Standpunkt aus Berlin Depesche Nr. 93

Nach den Terroranschlägen von Paris muss Europa zusammenrücken und seine Werte leben

Die brutalen Terroranschläge in Paris vom 13. November mit mindestens 129 Toten sind ein Schock für uns alle und ein Anschlag auf die westliche Welt. Es macht traurig und fassungslos, zu was Menschen aus Fanatismus fähig sind, völlig rücksichtslos gegenüber dem eigenen Leben und dem Leben anderer.

Es liegt auf der Hand, dass eine freie Gesellschaft hierfür letztlich immer verwundbar bleibt, trotz vielfältiger Sicherheitsmaßnahmen. Totale Sicherheit wird es nicht geben. Denn mit Brutalität und Waffengewalt können mit relativ wenig Aufwand viele Menschen getötet werden, wenn man dabei den eigenen Tod in Kauf nimmt.

Wir dürfen uns davon nicht einschüchtern lassen. Die wichtigste Reaktion muss sein, unsere Werte weiterhin selbstbewusst zu leben und zusammenzustehen. Ich bin davon überzeugt: Freiheit und Solidarität sind letztlich stärker als Hass und Gewalt.

Was wollen die Terroristen erreichen? Sie können kaum annehmen, dass der Westen seinen Kampf gegen den IS aufgibt. Es geht ihnen wohl darum, unsere Gesellschaft zu verunsichern und zu spalten und damit zu schwächen. Genau das dürfen sie nicht erreichen. Deshalb kommt es jetzt darauf an, sowohl entschlossen als auch besonnen zu reagieren.

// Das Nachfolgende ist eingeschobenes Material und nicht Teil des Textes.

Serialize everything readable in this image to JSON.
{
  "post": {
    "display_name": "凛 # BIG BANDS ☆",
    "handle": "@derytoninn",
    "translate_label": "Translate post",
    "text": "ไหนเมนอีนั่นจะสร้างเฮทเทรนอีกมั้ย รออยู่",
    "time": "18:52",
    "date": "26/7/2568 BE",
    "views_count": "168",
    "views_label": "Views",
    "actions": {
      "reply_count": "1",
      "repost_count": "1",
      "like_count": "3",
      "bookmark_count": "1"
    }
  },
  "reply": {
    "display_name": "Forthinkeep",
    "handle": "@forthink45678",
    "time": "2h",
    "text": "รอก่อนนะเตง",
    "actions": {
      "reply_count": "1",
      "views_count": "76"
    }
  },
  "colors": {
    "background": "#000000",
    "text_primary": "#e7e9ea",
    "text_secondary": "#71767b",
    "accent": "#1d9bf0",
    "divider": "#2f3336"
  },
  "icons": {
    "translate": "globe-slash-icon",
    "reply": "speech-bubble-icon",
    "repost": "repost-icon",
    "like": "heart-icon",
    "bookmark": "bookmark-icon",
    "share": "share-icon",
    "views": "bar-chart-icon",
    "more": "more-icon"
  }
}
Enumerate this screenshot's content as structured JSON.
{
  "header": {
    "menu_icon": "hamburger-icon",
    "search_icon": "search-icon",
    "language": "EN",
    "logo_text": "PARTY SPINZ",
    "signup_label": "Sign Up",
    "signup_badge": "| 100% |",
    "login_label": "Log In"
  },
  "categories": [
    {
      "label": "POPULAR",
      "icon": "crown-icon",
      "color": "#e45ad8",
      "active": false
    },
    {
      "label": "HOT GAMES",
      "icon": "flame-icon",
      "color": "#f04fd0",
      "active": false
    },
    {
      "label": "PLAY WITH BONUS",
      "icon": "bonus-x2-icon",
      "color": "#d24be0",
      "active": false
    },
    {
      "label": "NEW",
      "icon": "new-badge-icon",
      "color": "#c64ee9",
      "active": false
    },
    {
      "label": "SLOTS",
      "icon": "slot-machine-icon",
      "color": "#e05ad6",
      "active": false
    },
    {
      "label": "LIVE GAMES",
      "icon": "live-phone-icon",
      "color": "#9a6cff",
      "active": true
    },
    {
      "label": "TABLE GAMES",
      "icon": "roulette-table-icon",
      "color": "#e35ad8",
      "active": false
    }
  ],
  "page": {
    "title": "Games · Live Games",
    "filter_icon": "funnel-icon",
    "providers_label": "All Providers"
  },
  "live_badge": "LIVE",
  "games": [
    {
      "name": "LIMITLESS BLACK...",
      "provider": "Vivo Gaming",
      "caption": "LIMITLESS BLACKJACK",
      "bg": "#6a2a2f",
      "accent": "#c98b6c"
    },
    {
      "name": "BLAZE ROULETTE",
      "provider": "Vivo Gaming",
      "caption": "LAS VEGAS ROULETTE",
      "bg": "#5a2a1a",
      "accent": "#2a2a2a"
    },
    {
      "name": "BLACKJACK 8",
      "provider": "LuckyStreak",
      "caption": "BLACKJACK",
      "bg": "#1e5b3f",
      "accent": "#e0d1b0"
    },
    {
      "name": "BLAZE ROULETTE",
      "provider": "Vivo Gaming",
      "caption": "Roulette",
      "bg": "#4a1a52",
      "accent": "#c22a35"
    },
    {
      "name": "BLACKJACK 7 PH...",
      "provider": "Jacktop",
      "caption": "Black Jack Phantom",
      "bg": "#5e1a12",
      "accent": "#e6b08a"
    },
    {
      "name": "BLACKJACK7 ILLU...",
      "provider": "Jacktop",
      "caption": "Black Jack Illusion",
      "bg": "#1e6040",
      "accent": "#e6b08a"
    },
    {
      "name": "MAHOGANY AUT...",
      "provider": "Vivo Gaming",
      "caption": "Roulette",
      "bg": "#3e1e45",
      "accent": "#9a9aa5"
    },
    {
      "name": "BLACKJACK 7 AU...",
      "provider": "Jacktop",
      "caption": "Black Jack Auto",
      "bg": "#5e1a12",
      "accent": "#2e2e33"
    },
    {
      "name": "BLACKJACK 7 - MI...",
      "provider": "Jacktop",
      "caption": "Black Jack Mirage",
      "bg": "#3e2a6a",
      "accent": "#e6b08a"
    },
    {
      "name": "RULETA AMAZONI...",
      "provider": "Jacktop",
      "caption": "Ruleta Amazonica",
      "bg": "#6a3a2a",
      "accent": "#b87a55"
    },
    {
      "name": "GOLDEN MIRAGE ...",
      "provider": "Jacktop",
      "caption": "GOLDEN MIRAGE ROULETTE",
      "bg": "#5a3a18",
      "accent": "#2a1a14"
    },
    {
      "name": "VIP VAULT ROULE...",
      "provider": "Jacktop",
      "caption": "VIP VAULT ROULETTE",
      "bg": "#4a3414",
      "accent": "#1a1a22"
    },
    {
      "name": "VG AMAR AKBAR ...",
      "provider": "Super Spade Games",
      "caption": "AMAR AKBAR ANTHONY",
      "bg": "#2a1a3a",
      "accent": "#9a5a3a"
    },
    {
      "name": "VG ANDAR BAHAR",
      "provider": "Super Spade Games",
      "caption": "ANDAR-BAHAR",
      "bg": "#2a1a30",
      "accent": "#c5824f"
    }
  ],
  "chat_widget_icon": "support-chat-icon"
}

Der Irak-Krieg war ein Fehler und hat gezeigt, dass blindes Zurückschlagen nach hinten losgehen kann. Mögliche Sicherheitslücken müssen konsequent analysiert und abgestellt werden. Zur Beendigung des Syrienkrieges und im Kampf gegen den IS müssen alle angemessenen Mittel genutzt werden. Bloßer Aktionismus hilft aber nicht, sondern nur eine nachhaltige Strategie.

In deren Zentrum muss ein Zusammenrücken Europas stehen – und das Hochhalten unserer gemeinsamen Werte. Schon die Flüchtlingsfrage zeigt, dass es nationale Lösungen nicht geben kann. Die Krise sollte als Chance gesehen werden, dass sich Europa besinnt. In den letzten Monaten ist der Kontinent leider allzu sehr auseinander gedriftet.

Auch wir in Deutschland müssen aufpassen, dass unser gesellschaftlicher Zusammenhalt nicht gefährdet wird. Wer die Anschläge dafür nutzen will, um verschärft gegen Flüchtlinge zu argumentieren, betreibt letztlich genau das Spiel der Terroristen. Profitieren werden von einer solchen Stimmung vor allem sie und die rechtsextremen Kräfte in unserem Land. Dabei fliehen doch die Flüchtlinge vor eben den Terroristen, die auch uns bedrohen.

Wir müssen an einer positiven Willkommenskultur festhalten. Gleichzeitig ist klar, dass die Aufnahmefähigkeit Deutschlands gewahrt werden muss: damit wir Flüchtlingen nachhaltig helfen und sie integrieren können und der notwendige gesellschaftliche Konsens über Hilfe und Zuwanderung erhalten bleibt bzw. geschaffen wird.

Dazu gehören schnellere Verfahren, solidarische Lösungen in Europa, die Sicherung der EU-Außengrenzen und die Bekämpfung von Fluchtursachen. All das wird nicht von heute auf morgen perfekt umsetzbar sein, sondern ist ein Prozess. Es hilft dabei nicht, jeden Tag neue Vorschläge zu diskutieren, die  nicht umsetzbar oder zielführend sind und so die Verunsicherung der Bevölkerung zusätzlich anzuheizen. Mögliche Probleme dürfen weder ignoriert noch herbeigeredet werden, sondern müssen durch sinnvolle Maßnahmen angepackt werden. Manches ist auf dem Weg, Weiteres wird folgen, auch um die Flüchtlingszahlen besser steuern und begrenzen zu können.

Wir müssen insgesamt Wege und Lösungen finden, die unsere Werte nicht infrage stellen. Dabei brauchen wir Geschlossenheit und ein Zusammenrücken: in der Bundesregierung, in unserer Gesellschaft und in Europa.